The U.S. Department of Energy established federal water-efficiency standards in the 1990s. Prior to that, most EPA facilities had inefficient sanitary fixtures. For example, toilets used 3.5 gallons per flush (gpf). Nearly all EPA laboratories have since installed water-efficient fixtures, many of which have earned EPA’s WaterSense label for efficiency and performance. These include:

  • New toilets with flow rates of 1.28 or 1.6 gpf;
  • WaterSense labeled urinals flushing at 0.5 gpf or less;
  • WaterSense labeled showerheads flowing at 2.0 gallons per minute (gpm) or less.

Faucet aerators flowing at 0.5 gpm, well below the 2.2 gpm federal standard, have also been installed in most laboratories.

4. Eliminate Single-Pass Cooling

Single-pass cooling circulates a continuous flow of water just once through the system for cooling purposes before it goes down the drain. EPA strives to eliminate single-pass cooling in its laboratories. Instead, facilities have air-cooled or recirculating chilled water systems.

  • The National Vehicle and Fuel Emissions Laboratory in Ann Arbor, MI, replaced its single-pass cooling system with a recirculated chilled water loop. This cut water use 80%, saving the laboratory 24.8 million gallons of water and $235,000 annually.

5. Use Water-Smart Landscaping and Irrigation

Planting native and drought-tolerant plant species minimizes the need for supplemental irrigation. Landscape water use can also be reduced 10 to 20% by having an irrigation water audit. EPA selects audit professionals certified through a WaterSense labeled program. WaterSense labeled weather-based irrigation controllers or soil moisture sensors are used to water only when plants need it.

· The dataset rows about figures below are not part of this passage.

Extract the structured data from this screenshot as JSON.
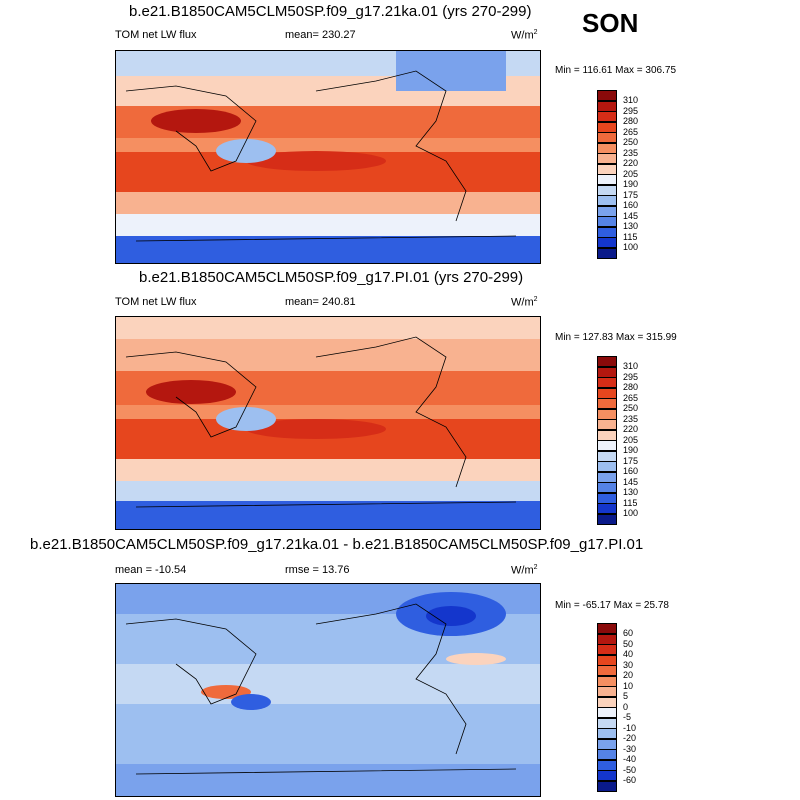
{
  "season": "SON",
  "panels": [
    {
      "title": "b.e21.B1850CAM5CLM50SP.f09_g17.21ka.01 (yrs 270-299)",
      "left_label": "TOM net LW flux",
      "center_label": "mean= 230.27",
      "units_base": "W/m",
      "units_exp": "2",
      "minmax": "Min = 116.61 Max = 306.75",
      "colorbar_labels": [
        "310",
        "295",
        "280",
        "265",
        "250",
        "235",
        "220",
        "205",
        "190",
        "175",
        "160",
        "145",
        "130",
        "115",
        "100"
      ],
      "colorbar_colors": [
        "#8a0a0a",
        "#b4170f",
        "#d62d17",
        "#e6461e",
        "#ef6a3c",
        "#f58f61",
        "#f8b290",
        "#fbd3bd",
        "#edf2fb",
        "#c5d9f3",
        "#9dbff0",
        "#7aa2ec",
        "#5583e6",
        "#2f5ee0",
        "#1436cc",
        "#0a1a8a"
      ]
    },
    {
      "title": "b.e21.B1850CAM5CLM50SP.f09_g17.PI.01 (yrs 270-299)",
      "left_label": "TOM net LW flux",
      "center_label": "mean= 240.81",
      "units_base": "W/m",
      "units_exp": "2",
      "minmax": "Min = 127.83 Max = 315.99",
      "colorbar_labels": [
        "310",
        "295",
        "280",
        "265",
        "250",
        "235",
        "220",
        "205",
        "190",
        "175",
        "160",
        "145",
        "130",
        "115",
        "100"
      ],
      "colorbar_colors": [
        "#8a0a0a",
        "#b4170f",
        "#d62d17",
        "#e6461e",
        "#ef6a3c",
        "#f58f61",
        "#f8b290",
        "#fbd3bd",
        "#edf2fb",
        "#c5d9f3",
        "#9dbff0",
        "#7aa2ec",
        "#5583e6",
        "#2f5ee0",
        "#1436cc",
        "#0a1a8a"
      ]
    },
    {
      "title": "b.e21.B1850CAM5CLM50SP.f09_g17.21ka.01 - b.e21.B1850CAM5CLM50SP.f09_g17.PI.01",
      "left_label": "mean = -10.54",
      "center_label": "rmse =  13.76",
      "units_base": "W/m",
      "units_exp": "2",
      "minmax": "Min = -65.17 Max =  25.78",
      "colorbar_labels": [
        "60",
        "50",
        "40",
        "30",
        "20",
        "10",
        "5",
        "0",
        "-5",
        "-10",
        "-20",
        "-30",
        "-40",
        "-50",
        "-60"
      ],
      "colorbar_colors": [
        "#8a0a0a",
        "#b4170f",
        "#d62d17",
        "#e6461e",
        "#ef6a3c",
        "#f58f61",
        "#f8b290",
        "#fbd3bd",
        "#edf2fb",
        "#c5d9f3",
        "#9dbff0",
        "#7aa2ec",
        "#5583e6",
        "#2f5ee0",
        "#1436cc",
        "#0a1a8a"
      ]
    }
  ]
}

6. Control Steam Sterilizer Water

Steam sterilizers use cooling water to temper steam condensate discharge from the sterilizer to the laboratory drain. Many older sterilizers discharge a continuous flow of tempering water to the drain, even when it is not needed. EPA has retrofitted sterilizers with a tempering water control kit or replaced old steam sterilizers with models that only apply tempering water when needed.

  • The Western Ecology Division Laboratory in Corvallis, OR, installed tempering water control valves on its sterilizers. This has saved approximately 1.5 million gallons of water and $6,000 to $9,000 annually.

7. Reuse Laboratory Culture Water

Several EPA laboratories require water for aquatic culture research. In some cases, culture water is pumped into laboratory specimen tanks from local bodies of water, such as lakes or bays. It is then discharged into the sewer or treated and returned to the body of water.

EPA’s Mid-Continent Ecology Division Laboratory pumps water from Lake Superior in Duluth.

8. Control Reverse Osmosis System Operation

Up to 10% of a laboratory’s water consumption can be related to the multi-step process of generating deionized (DI) purified water through reverse osmosis (RO). Water savings can be achieved by carefully regulating purified water generation rates to meet laboratory demand and making sure that systems are sized accordingly.

  • EPA's Environmental Science Center in Fort Meade, MD, saves approximately 1.5 million gallons of water and more than $5,000 in annual water costs by reducing DI/RO system operation from 24 hours per day to 12 hours per day.

9. Recover Rainwater

Recovery systems capture rainwater from the roof and redirect it to a storage tank. This water is used for flushing toilets, supplying cooling towers and irrigating the landscape.

  • The Region 7 Science and Technology Center in Kansas City, KS, has incorporated a state-of-the-art rooftop rainwater recovery system that has the potential to save the laboratory more than 300,000 gallons of water per year.

View a larger version of this imageA rooftop rainwater recovery system in Kansas City.

10. Recover Air Handler Condensate

Air conditioning units produce condensate water from the cooling coils. Many EPA laboratories are capturing this water for use as cooling tower make-up water.